Ainda de acordo com Germond, de todas as primeiras civilizações do mundo, foi o Kemet que promoveu o relacionamento mais próximo com o mundo animal. Todos os aspectos da vida, tanto seculares quanto sagrados, deram lugar de destaque ao envolvimento vital do humano com criaturas vivas de todo tipo. Camponeses e artesãos, governantes e sacerdotes tratavam os animais não como meros objetos utilitários, mas como símbolos da criação iguais na hierarquia da vida aos próprios humanos e intimamente ligados tanto à existência cotidiana quanto ao reino dos deuses. As fotografias magníficas no livro mostram a riqueza incomparável da fauna em todas as formas de expressão artística, pintura, escultura, escultura em relevo, ornamentação arquitetônica e até mesmo em hieróglifos. Eles variam de realismo surpreendente na representação de animais selvagens e domesticados com o qual o povo do Vale do Nilo entrava em contato diário, para estilização hierática ao retratar o panteão de deuses com cabeças de animais e as criaturas sagradas fabulosas que habitavam seu mundo devocional, funerário e mágico. As descrições acadêmicas e legendas informativas que acompanham este bestiário incrível colocam cada animal representado em seu contexto, ao meio ambiente e aos deuses. De gansos a macacos, de crocodilos a escorpiões, a lista é virtualmente infinita.

Perseguidos por muitos veganos racistas pelos rituais de sacralização, existem estudos que trazem o povo Iorubá como um dos herdeiros contemporâneos da cosmologia kemita, algum dos aspectos relacionados é concepção divino-animal-humano, onde os orixás também tem represetação animal. Na imagem iorubás pintados com referência na Guiné ou Galinha de Angola, ave africana nativa da região sub-saariana.

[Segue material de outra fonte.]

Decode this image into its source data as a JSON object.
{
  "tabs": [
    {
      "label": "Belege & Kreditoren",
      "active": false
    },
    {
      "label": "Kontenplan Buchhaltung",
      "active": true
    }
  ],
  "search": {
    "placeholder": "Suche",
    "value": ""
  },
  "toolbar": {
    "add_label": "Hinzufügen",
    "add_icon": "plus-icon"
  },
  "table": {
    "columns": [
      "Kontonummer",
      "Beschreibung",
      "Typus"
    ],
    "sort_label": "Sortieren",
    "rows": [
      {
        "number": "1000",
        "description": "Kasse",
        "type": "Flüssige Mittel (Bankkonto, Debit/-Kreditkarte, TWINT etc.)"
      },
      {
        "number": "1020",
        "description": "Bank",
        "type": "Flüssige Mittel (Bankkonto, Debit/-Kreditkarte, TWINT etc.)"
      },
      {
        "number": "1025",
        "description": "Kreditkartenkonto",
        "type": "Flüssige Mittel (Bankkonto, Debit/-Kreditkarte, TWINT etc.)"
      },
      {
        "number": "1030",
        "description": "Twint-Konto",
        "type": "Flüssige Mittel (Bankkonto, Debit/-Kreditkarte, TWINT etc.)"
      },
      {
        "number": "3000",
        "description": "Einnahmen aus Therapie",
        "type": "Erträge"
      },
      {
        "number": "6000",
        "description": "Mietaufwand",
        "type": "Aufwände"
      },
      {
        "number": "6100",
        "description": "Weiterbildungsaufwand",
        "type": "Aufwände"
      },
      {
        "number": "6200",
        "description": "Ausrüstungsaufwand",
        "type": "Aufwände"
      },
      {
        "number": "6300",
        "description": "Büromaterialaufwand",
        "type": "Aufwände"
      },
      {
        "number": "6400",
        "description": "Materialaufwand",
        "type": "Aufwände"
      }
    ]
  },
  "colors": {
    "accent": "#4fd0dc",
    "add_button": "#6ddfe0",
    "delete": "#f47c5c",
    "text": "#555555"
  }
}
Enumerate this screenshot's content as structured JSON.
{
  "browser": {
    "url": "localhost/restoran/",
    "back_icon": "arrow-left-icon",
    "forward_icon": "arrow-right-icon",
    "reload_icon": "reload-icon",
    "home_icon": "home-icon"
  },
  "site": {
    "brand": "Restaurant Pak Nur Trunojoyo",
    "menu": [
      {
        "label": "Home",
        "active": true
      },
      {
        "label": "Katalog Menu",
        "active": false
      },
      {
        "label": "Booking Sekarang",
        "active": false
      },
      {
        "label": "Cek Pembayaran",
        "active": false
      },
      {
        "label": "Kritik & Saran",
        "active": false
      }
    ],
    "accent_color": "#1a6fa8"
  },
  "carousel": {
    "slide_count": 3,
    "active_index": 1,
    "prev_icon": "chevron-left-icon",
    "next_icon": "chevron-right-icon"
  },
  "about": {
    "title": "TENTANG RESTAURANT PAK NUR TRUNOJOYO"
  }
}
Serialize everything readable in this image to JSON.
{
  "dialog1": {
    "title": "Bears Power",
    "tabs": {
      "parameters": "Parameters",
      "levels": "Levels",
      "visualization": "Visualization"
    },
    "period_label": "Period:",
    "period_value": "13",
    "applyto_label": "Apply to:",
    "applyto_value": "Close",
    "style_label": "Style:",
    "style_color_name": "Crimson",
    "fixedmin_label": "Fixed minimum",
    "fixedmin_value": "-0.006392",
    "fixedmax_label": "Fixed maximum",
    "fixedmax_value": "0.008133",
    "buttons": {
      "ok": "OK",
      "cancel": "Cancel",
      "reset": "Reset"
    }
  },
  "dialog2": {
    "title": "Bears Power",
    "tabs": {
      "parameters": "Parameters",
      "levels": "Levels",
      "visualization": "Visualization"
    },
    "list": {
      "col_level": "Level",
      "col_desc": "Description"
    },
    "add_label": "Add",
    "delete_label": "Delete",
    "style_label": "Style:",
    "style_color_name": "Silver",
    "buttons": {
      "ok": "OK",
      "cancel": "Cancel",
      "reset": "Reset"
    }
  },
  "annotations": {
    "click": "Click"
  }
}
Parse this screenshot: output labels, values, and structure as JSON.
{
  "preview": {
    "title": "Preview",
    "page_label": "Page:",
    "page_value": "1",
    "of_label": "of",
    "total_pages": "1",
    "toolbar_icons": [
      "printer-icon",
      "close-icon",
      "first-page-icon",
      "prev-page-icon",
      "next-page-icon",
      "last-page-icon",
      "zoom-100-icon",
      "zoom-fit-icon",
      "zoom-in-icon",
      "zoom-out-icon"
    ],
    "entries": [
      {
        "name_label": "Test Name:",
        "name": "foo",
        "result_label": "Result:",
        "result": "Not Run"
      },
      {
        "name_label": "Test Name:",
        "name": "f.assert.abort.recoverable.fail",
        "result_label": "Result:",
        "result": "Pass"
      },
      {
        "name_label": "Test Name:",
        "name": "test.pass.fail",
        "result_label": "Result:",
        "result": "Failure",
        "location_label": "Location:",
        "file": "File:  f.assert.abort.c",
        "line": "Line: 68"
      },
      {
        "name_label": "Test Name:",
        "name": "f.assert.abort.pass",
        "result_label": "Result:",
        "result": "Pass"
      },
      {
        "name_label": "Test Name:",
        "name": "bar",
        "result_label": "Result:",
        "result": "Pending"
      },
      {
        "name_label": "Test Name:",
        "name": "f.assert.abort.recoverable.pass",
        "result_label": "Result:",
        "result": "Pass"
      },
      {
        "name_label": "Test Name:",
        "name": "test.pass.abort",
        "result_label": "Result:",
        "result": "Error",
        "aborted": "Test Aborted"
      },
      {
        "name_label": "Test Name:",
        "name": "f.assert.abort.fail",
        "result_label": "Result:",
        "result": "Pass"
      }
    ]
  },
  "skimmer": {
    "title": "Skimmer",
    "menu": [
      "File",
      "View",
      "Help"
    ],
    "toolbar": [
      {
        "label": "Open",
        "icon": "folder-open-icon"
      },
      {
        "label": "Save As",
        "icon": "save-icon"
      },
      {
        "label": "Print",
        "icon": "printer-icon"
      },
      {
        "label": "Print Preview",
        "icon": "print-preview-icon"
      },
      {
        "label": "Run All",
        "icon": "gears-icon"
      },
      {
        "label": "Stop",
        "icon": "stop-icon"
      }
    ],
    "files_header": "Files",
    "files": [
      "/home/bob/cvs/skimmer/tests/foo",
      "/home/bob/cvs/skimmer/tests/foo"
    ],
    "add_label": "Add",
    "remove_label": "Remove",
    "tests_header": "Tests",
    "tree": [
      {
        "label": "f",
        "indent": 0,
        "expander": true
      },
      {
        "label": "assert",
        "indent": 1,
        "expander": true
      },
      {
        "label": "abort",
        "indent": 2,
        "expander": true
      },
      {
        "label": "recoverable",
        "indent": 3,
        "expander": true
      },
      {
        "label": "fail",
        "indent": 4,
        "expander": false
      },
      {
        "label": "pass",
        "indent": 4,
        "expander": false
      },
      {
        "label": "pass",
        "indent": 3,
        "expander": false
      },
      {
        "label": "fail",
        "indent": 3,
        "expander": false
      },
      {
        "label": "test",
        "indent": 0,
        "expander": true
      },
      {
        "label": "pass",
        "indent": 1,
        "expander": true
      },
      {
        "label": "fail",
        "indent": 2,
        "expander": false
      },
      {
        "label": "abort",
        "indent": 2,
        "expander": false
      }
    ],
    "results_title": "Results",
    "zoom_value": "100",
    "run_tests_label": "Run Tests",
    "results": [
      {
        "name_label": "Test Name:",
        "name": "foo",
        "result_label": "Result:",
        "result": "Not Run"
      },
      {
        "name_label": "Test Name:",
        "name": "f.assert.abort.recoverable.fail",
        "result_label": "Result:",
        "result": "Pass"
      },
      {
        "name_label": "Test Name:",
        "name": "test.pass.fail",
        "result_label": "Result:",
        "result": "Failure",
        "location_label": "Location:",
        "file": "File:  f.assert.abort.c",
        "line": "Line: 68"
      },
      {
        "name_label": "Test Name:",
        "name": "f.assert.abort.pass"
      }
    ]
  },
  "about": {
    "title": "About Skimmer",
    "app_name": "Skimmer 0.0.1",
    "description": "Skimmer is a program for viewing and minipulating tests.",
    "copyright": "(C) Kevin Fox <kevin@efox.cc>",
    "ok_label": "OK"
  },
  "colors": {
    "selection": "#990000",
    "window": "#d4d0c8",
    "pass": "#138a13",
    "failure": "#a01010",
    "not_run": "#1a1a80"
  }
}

As referências ancestrais jamais devem ser apreciadas e consideradas por um olhar romântico/purista ou até mesmo sob uma tentativa torpe de replicar preceitos de uma cosmologia dissolvida na história. Buscar as contradições e preservar o olhar crítico a cerca de práticas que hoje desnaturalizamos também é fundamental para guiar as inspirações e possibilidades de perspectivas sociais conectadas com uma história apagada e que está sendo resgatada como uma estratégia antiespecista e antiracista. Especialmente neste caso é preciso também destacar que os kemitas eram uma civilização, domesticaram animais para uso alimentício e também praticaram o que conhecemos hoje como exploração animal.